O objetivo do Posto é identificar e prestar atendimento adequado às vítimas de tráfico de seres humanos, na maioria dos casos, para fins de exploração sexual. A equipe da Asbrad conversa com os deportados ou não-admitidos e os orientam com relação à volta para casa e à reinserção social. "Não somos vistos como polícia. Tentamos oferecer apoio, acolhida num momento de tensão e insegurança", explica Dalila.

Ela esclarece que os resultados conseguidos até agora "são um retrato qualificativo do perfil das vítimas de tráfico de pessoas e do atendimento dado a elas pelos diversos órgãos envolvidos". Para o especialista em Políticas Públicas da SNJ, Ivens Moreira da Gama, é difícil combater o problema porque muitas vítimas não se consideram vítimas. "Elas acham que estão compactuando com o aliciador e têm medo de cair nas mãos das autoridades locais."

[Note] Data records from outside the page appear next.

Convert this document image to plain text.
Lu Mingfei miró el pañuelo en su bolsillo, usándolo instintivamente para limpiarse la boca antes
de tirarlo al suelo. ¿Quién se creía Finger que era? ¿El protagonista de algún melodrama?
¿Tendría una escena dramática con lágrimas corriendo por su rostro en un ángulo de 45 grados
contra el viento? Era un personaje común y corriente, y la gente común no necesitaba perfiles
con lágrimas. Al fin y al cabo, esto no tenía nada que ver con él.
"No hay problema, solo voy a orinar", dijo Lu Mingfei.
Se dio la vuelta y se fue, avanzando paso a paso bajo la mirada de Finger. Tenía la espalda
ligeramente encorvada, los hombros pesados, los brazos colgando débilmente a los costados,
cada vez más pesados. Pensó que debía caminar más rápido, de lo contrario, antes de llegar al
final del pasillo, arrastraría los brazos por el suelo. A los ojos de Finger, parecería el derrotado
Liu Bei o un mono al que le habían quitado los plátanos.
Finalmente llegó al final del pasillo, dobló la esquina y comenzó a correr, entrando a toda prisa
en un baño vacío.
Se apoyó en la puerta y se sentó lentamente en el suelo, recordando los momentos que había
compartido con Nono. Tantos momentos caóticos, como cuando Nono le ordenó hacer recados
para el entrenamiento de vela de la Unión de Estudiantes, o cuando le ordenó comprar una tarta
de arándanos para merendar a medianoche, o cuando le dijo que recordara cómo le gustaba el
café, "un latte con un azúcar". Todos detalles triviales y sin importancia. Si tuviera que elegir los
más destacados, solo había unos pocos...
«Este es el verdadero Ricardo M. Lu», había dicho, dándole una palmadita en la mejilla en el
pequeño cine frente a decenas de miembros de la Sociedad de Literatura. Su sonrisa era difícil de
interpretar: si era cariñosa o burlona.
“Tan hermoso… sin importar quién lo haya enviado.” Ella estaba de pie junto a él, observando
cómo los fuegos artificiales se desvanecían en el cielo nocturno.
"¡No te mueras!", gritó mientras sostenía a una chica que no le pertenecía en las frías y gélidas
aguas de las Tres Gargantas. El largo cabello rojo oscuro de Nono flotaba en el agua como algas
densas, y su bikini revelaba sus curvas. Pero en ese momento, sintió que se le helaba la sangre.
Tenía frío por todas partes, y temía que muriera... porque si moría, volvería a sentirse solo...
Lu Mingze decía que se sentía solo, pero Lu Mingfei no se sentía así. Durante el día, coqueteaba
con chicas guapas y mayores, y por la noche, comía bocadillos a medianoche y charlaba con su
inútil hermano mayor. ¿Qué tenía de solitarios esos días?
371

O serviço faz parte do conjunto de medidas que serão incorporadas ao Plano Nacional de Enfrentamento do Tráfico de Pessoas, ainda em construção. O governo também planeja expandir o atendimento para outros locais considerados críticos, como fronteiras e outros aeroportos. Segundo Ivens, há estados em que as pessoas saem do país com mais freqüência, como Goiás, Pará, Rio Grande do Sul e São Paulo – principal ponto de saída internacional. Por outro lado, o Ceará apresenta grande tráfico interno, do interior para o litoral, seguindo a rota do turismo sexual.

Nas conversas com brasileiros que voltam para cá involuntariamente, a equipe da Asbrad conseguiu identificar casos de violação dos Direitos Humanos e dos direitos do migrante. A entidade prevê que, até o final do ano, será desenvolvida uma metodologia de atendimento às vítimas de tráfico de seres humanos e um levantamento dessas violações, para apresentar ao governo um projeto em forma de política pública.

O serviço de atendimento é feito pela Asbrad desde 1997, mas funcionava de forma esporádica. Quando a Polícia Federal fazia operações especiais e trazia pessoas extraditadas, solicitava a ajuda da entidade, que as recebia.

Vulnerabilidade
No Posto de Atendimento Humanizado aos Migrantes, que tem acesso restrito e sigiloso, só é atendido quem quer. Enquanto as pessoas aguardam a liberação de alguns documentos, a equipe da Asbrad se aproxima para conversar. Não há questionários nem fichas, para não intimidar.  Para Dalila, é preciso saber lidar com essas pessoas, que estão em um momento difícil e que em geral são socialmente vulneráveis. "Entre os migrantes, transexuais são ainda mais vulneráveis que mulheres", ressalta.

Para receber o serviço de forma permanente em Cumbica, agentes federais que trabalham na área restrita do Aeroporto e funcionários de companhias aéreas receberam uma formação sobre qual seria o trabalho da Asbrad no local. Além disso, foram sensibilizados de como deveriam tratar a questão do tráfico de seres humanos.